Ça m’est arrivé encore hier. Sous la douche, je me suis dit que je n’avais pas eu de nouvelles de mon père dernièrement, qu’il fallait que j’appelle mes parents. Une pensée de deux secondes, autrement banale. Le temps d’ouvrir le rideau, je me suis rappelé que mon père était décédé.
C’est une drôle d’affaire, le deuil. Ça fluctue, on l’intègre à moitié, à certains moments juste au quart, ou pas du tout. Mais le temps finit par se replier, comme un éventail, si efficacement qu’on se dit qu’on n’a pas eu de nouvelles dernièrement, alors que ça fait plus de trois ans.

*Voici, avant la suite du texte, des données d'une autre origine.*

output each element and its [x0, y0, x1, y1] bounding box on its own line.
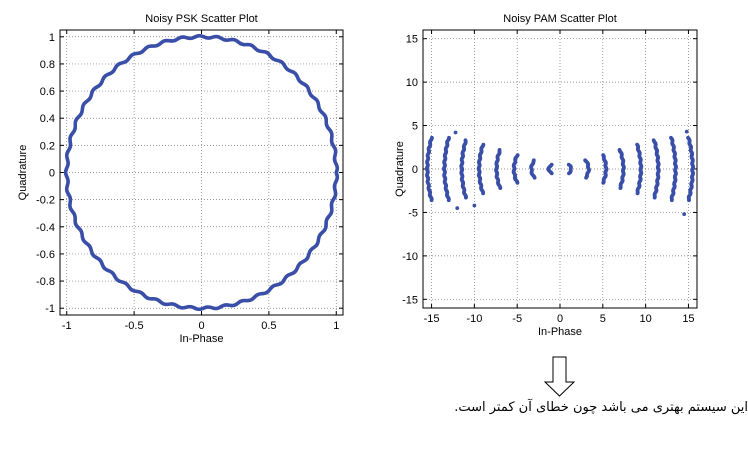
x-axis-label: In-Phase — [538, 326, 582, 338]
x-axis-label: In-Phase — [179, 333, 223, 345]
y-tick-label: 0.2 — [40, 140, 55, 152]
y-tick-label: -5 — [408, 207, 418, 219]
y-tick-label: 0.8 — [40, 59, 55, 71]
chart-title: Noisy PAM Scatter Plot — [503, 13, 617, 25]
data-point — [531, 158, 536, 163]
data-point — [682, 212, 687, 217]
data-point — [549, 162, 554, 167]
y-tick-label: 0 — [49, 168, 55, 180]
x-tick-label: -0.5 — [125, 320, 144, 332]
data-point — [669, 135, 673, 140]
y-tick-label: -0.4 — [36, 222, 55, 234]
data-point — [601, 153, 606, 158]
y-tick-label: -0.2 — [36, 195, 55, 207]
x-tick-label: -15 — [424, 313, 440, 325]
down-arrow-icon — [543, 356, 576, 397]
data-point — [515, 153, 520, 158]
y-tick-label: 0.4 — [40, 113, 55, 125]
data-point — [617, 147, 622, 152]
x-tick-label: 15 — [682, 313, 694, 325]
data-point — [463, 138, 468, 143]
data-point — [453, 130, 458, 135]
y-tick-label: 1 — [49, 32, 55, 44]
data-point — [635, 142, 640, 147]
psk-scatter-plot: -1 -0.5 0 0.5 1 -1 -0.8 -0.6 -0.4 -0.2 0 0.2 0.4 0.6 0… — [17, 13, 344, 345]
data-point — [497, 147, 502, 152]
y-axis-label: Quadrature — [17, 145, 29, 201]
x-tick-label: 1 — [333, 320, 339, 332]
data-point — [566, 162, 571, 167]
y-tick-label: 0.6 — [40, 86, 55, 98]
y-tick-label: 15 — [406, 34, 418, 46]
x-tick-label: 10 — [640, 313, 652, 325]
data-point — [472, 203, 477, 208]
y-axis-label: Quadrature — [394, 141, 406, 197]
pam-scatter-plot: -15 -10 -5 0 5 10 15 -15 -10 -5 0 5 10 15 Noisy PAM Sc… — [394, 13, 698, 338]
x-tick-label: 0 — [198, 320, 204, 332]
data-point — [455, 206, 460, 210]
y-tick-label: -0.6 — [36, 249, 55, 261]
data-point — [429, 135, 434, 140]
data-point — [684, 129, 689, 134]
y-tick-label: 10 — [406, 77, 418, 89]
y-tick-label: -1 — [45, 303, 55, 315]
conclusion-caption: این سیستم بهتری می باشد چون خطای آن کمتر… — [454, 400, 748, 415]
y-tick-label: 0 — [412, 164, 418, 176]
x-tick-label: -1 — [62, 320, 72, 332]
x-tick-label: 0 — [557, 313, 563, 325]
data-point — [651, 138, 656, 143]
x-tick-label: 0.5 — [261, 320, 276, 332]
x-tick-label: -10 — [466, 313, 482, 325]
y-tick-label: -0.8 — [36, 276, 55, 288]
data-point — [686, 135, 690, 140]
data-point — [583, 158, 588, 163]
x-tick-label: 5 — [600, 313, 606, 325]
y-tick-label: -15 — [402, 294, 418, 306]
chart-title: Noisy PSK Scatter Plot — [145, 13, 258, 25]
data-point — [447, 135, 451, 140]
data-point — [481, 142, 486, 147]
data-point — [334, 171, 339, 176]
y-tick-label: -10 — [402, 251, 418, 263]
x-tick-label: -5 — [512, 313, 522, 325]
y-tick-label: 5 — [412, 121, 418, 133]
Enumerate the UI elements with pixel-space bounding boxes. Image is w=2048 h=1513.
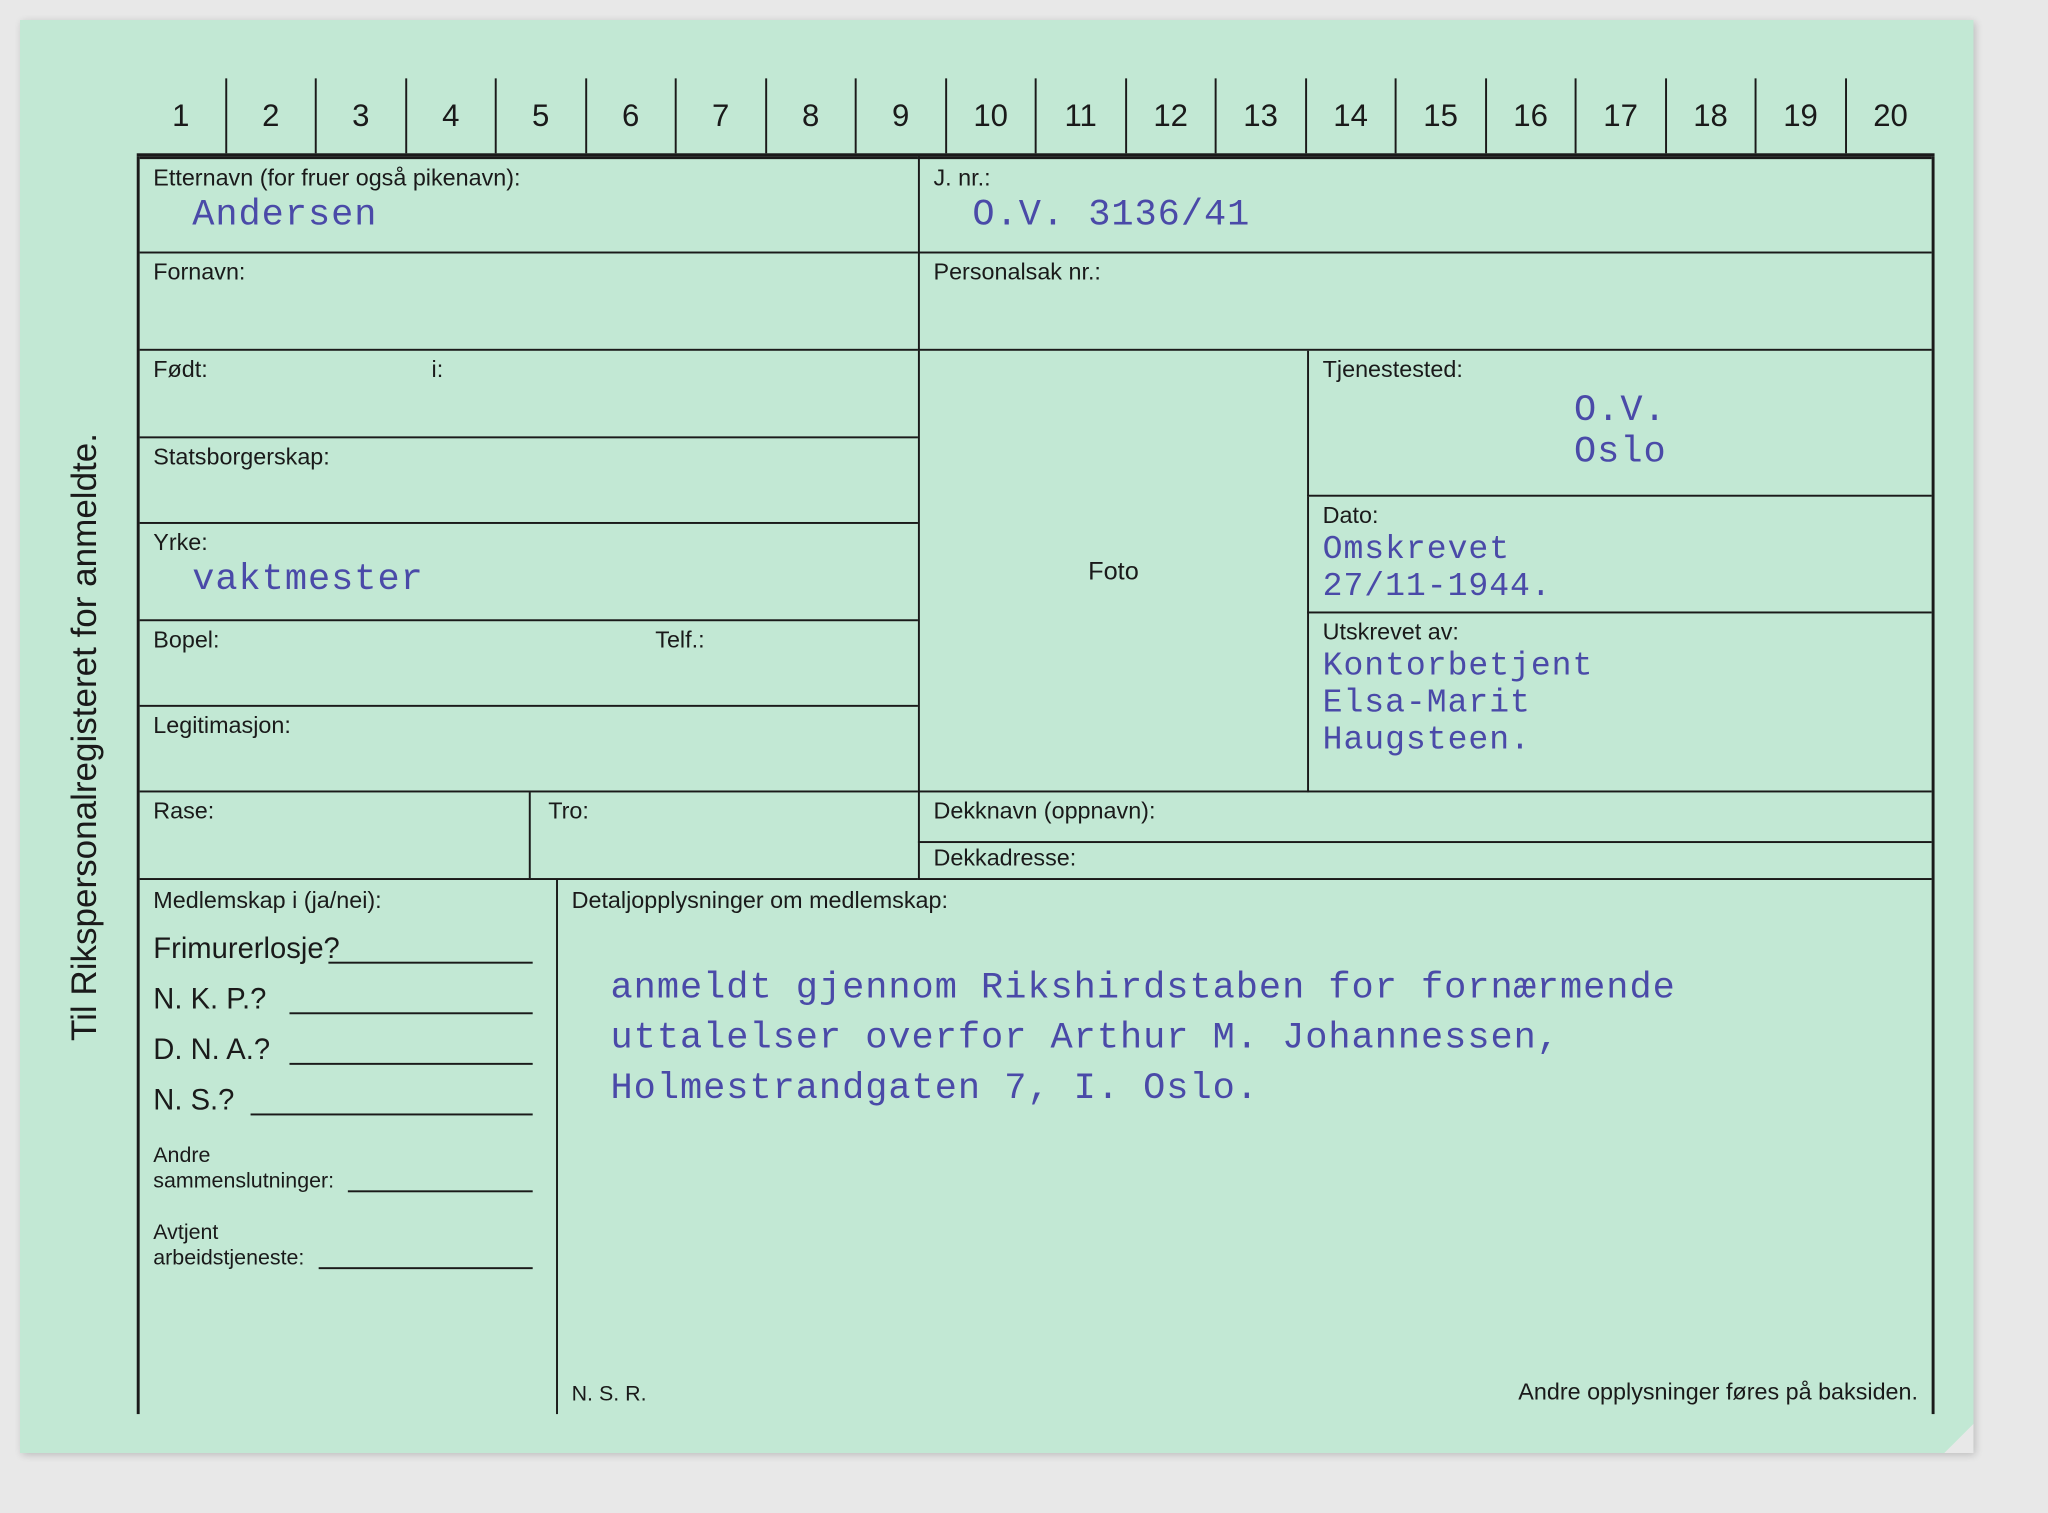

Le temps fait son travail de temps par en arrière aussi. Lentement, il efface les dernières images, celles qu’on n’aurait jamais voulu voir, d’une personne qu’on aime, sans vie sur une civière autour de minuit, sa main froide dans la nôtre timide, les rôles inversés, et son visage soudainement exempt de tout ce qu’on connaissait d’elle. Il efface un père à bout de souffle, les derniers mois d’une maladie qui tue par plateaux et dont on n’avait jamais entendu le nom. Un automne, il choisit enfin de nous souffler que les souvenirs qui font du bien, en rafale : des bras forts, des jeux de mots, un calme immense qu’on aimerait porter en soi tout le temps. La chance qu’on a eue.
J’essaie de faire le décompte de ce que j’aurais à lui dire, de tout ce qu’il ne sait plus, et j’ai un grand bruit blanc dans la tête. On a beau ne croire en rien, on n’arrive pas à faire cette liste, parce qu’il y a cette certitude qui nous surprend, toute athée qu’on est, celle qu’on ne porte pas en nous ce calme distinctif qui nous manque tant, mais bien la personne au complet.